Автор таких диалогов – Амур; но Амур ничем не рискует, их составляя.
На другой день, остановившись в гостинице, переодевшись и направившись относить мои письма тем, кому они были адресованы, я увидел барона де Берсей, дядю моего друга Бавуа.
– Я знаю, – сказал мне он, – что мой племянник обязан вам своей удачей, тем, что он сразу произведен в генералы, и вся моя семья, как и я, счастлива с вами познакомиться. Я предлагаю вам свои услуги, прошу сегодня к нам обедать, и приходите всегда, когда у вас не будет ничего лучше; но в то же время я вас прошу никому не говорить о той ошибке, которую он совершил, став католиком, потому что эта ошибка, в соответствии с образом мыслей, принятым в этой стране, его бесчестит, и такое бесчестье рикошетом падет на всех родственников.
Я обещал не касаться этого обстоятельства его жизни, в разговорах о нем, и прийти к нему есть суп по-семейному. Я нашел всех адресатов моих писем порядочными, благородными, очень вежливыми и полными талантов. М-м де Жантиль Лангалери показалась мне самой обаятельной из всех дам, но у меня не было времени оказать особые знаки внимания той или другой из них. Обеды, ужины, балы каждый день, когда вежливость не допускала пропустить хотя бы один, измучили меня до крайности. Я провел две недели в этом маленьком городе, не будучи полностью свободным ни одного дня, стремясь при этом к свободе. Я смог провести с моей бонной лишь одну ночь; мне не терпелось уехать с ней в Женеву, куда все хотели передать со мной письма для г-на де Вольтера, которого, однако, здесь ненавидят из-за его желчного нрава.

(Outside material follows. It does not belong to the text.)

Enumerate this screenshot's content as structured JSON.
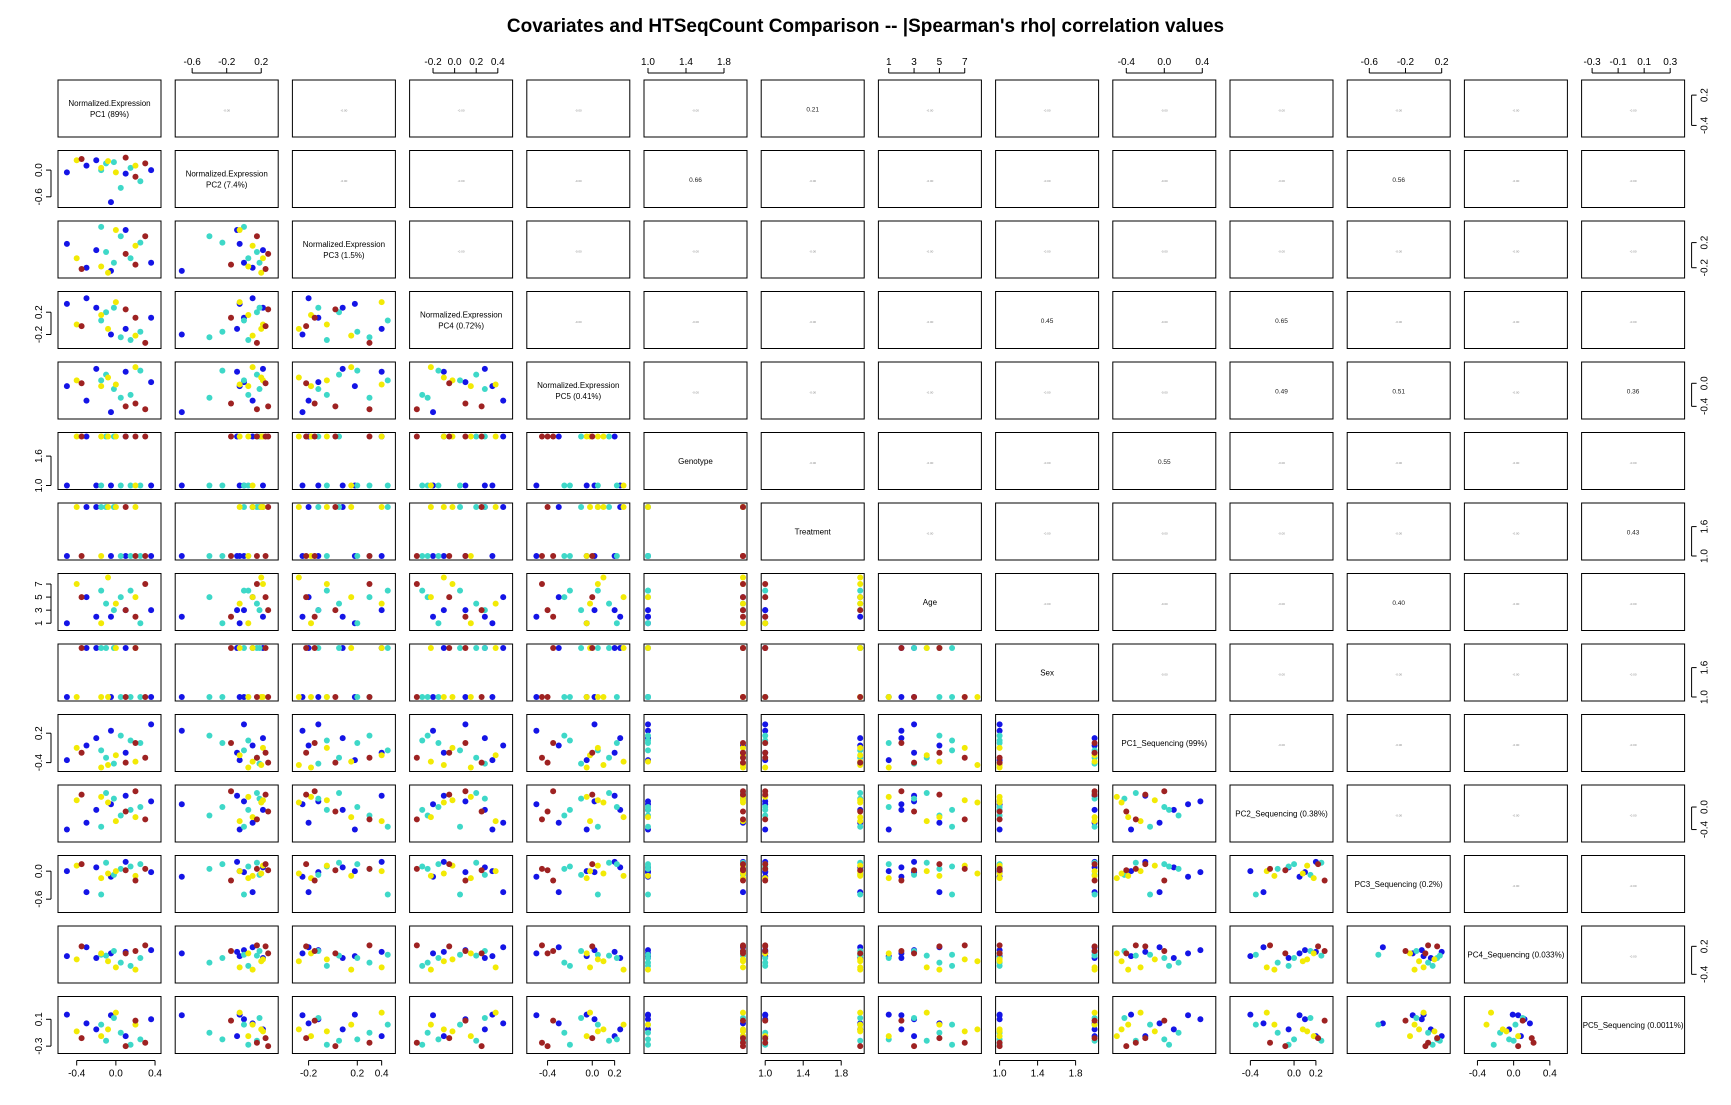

– Как, мадам, разве г-н де Вольтер не душка, не любезен, весел и приветлив с вами, любезно соглашающимися играть вместе с ним в его театральных пьесах?
– Нет, месье. Когда он репетирует с нами наши роли, он на нас ругается; мы никогда не можем сказать что-нибудь так, как он хочет, мы не произносим правильно ни одного слова; он находит дурным наш голос, наш тон, и еще хуже, когда мы играем его пьесу. Какой крик поднимается из-за забытого или добавленного слога, который портит один из его стихов! Он нас пугает. Одна не к месту засмеялась, другая, в «Альзере», плохо изобразила плач.
– Не хочет ли он, чтобы вы плакали всерьез?
– Да, всерьез; он хочет, чтобы лились настоящие слезы; Он утверждает, что актер может заставить рыдать зрителя, только если заплачет реально сам.
– В этом, полагаю, он прав; но разумный и сдержанный автор не проявляет такую строгость по отношению к любителям. Можно требовать таких вещей лишь от настоящих комедиантов; но такова ошибка любого автора. Нужно лишь требовать от актера, чтобы он выразил в своих словах силу, необходимую для прояснения их собственного смысла.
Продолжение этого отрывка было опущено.